Pode ler-se no site do Ministério dos Negócios Estrangeiros que “Portugal está entre as 50 maiores economias do mundo e encontrava-se até 2020 com perspetiva positiva de crescimento, mas que o choque económico decorrente da crise causada pela pandemia do vírus SARS-CoV-2 colocou um travão nesta tendência, provocando uma queda acentuada da atividade. No entanto, hoje, com a campanha de vacinação e as políticas públicas de apoio, as previsões macroeconómicas apontam para a recuperação da economia nacional, que deverá atingir o nível de produto pré-pandemia após o 3º trimestre de 2022, segundo dados da OCDE”. Afinal como anda a economia portuguesa e como perspetiva o seu futuro?

Ainda bem que faz essa pergunta, pois até agora tenho sido muito negativo no que respeita à economia portuguesa. A verdade é que sou relativamente otimista no que respeita às perspetivas do País. Porquê? Em primeiro lugar, demos um passo enorme no campo da educação: entre 1978 e 2003 (uma geração), a percentagem de portugueses que estudam na universidade aumentou 5 vezes! Quando olhamos para o número de doutorados, o crescimento foi ainda maior. Esta verdadeira “explosão” do capital humano em Portugal já vai tendo efeito no campo da tecnologia e da inovação empresarial. Sei de pelo menos quatro unicórnios (empresas com valorização de mais de mil milhões de dólares) com ligação portuguesa: a Farfetch, a OutSystems, a Talkdesk, e a Feedzai.
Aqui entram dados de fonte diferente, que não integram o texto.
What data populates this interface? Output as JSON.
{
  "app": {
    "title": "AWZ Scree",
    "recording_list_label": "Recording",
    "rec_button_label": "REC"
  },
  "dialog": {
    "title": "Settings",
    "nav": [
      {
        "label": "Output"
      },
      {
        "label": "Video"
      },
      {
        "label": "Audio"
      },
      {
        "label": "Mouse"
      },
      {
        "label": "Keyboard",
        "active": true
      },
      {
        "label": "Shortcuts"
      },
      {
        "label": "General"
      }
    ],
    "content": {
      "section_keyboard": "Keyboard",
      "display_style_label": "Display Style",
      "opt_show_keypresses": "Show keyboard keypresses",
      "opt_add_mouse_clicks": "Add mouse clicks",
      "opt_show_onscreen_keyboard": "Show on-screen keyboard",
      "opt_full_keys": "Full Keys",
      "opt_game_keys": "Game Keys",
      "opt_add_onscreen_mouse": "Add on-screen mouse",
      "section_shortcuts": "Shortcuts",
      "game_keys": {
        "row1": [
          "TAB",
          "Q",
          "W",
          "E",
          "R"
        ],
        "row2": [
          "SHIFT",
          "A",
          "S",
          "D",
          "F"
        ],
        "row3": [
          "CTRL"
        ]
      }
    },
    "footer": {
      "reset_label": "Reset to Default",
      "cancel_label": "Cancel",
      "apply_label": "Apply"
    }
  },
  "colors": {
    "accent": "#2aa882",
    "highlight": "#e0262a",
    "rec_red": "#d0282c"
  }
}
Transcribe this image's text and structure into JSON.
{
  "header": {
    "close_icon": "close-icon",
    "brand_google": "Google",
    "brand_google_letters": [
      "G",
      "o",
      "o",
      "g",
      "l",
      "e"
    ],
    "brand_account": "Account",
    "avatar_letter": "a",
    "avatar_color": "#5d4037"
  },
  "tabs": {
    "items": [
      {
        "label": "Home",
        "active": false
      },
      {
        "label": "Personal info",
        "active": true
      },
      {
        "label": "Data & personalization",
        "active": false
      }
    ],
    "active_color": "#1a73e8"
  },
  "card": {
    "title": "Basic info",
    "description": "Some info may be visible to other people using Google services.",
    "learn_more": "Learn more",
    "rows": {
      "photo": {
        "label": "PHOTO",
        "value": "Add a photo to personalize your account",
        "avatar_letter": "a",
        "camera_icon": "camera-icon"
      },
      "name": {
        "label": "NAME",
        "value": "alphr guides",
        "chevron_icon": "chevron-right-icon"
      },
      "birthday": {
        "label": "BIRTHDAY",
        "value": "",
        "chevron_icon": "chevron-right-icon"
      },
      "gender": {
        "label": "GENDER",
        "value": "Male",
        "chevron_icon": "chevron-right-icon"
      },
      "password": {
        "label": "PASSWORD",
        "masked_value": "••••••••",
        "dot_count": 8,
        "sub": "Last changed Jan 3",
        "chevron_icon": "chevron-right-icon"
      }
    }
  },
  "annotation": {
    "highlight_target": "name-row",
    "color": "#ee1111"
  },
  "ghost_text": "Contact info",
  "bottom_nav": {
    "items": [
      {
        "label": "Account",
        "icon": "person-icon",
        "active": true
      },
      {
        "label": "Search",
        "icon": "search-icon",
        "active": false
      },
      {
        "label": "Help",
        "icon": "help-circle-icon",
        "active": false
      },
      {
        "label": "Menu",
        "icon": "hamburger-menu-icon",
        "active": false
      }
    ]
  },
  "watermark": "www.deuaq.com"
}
E estes quatro unicórnios não são casos únicos ou isolados.
Em segundo lugar, Portugal está numa ótima posição num século em que convergimos cada vez mais rapidamente para uma economia digital e não-espacial. Isto significa que, para muitas pessoas, a escolha do local de residência tem cada vez menos a ver com o trabalho. Note-se, por exemplo, a recente imigração de californianos para Portugal. Muitos deles são profissionais que, devido à natureza do seu trabalho (e.g., escritor ou engenheiro de software) podem perfeitamente viver em Portugal mesmo que os seus clientes estejam na Califórnia. Outros imigrantes da Califórnia são reformados, e Portugal tem excelentes condições para atrair reformados. É verdade que a pandemia teve um impacto muito negativo no sector do turismo, mas a tendência da nossa economia é expandir a exportação de serviços para segmentos que menos sensíveis a perturbações como é o caso do turismo.
Há muitas coisas em Portugal que ainda não funcionam bem, mas há também uma grande promessa de crescimento e desenvolvimento.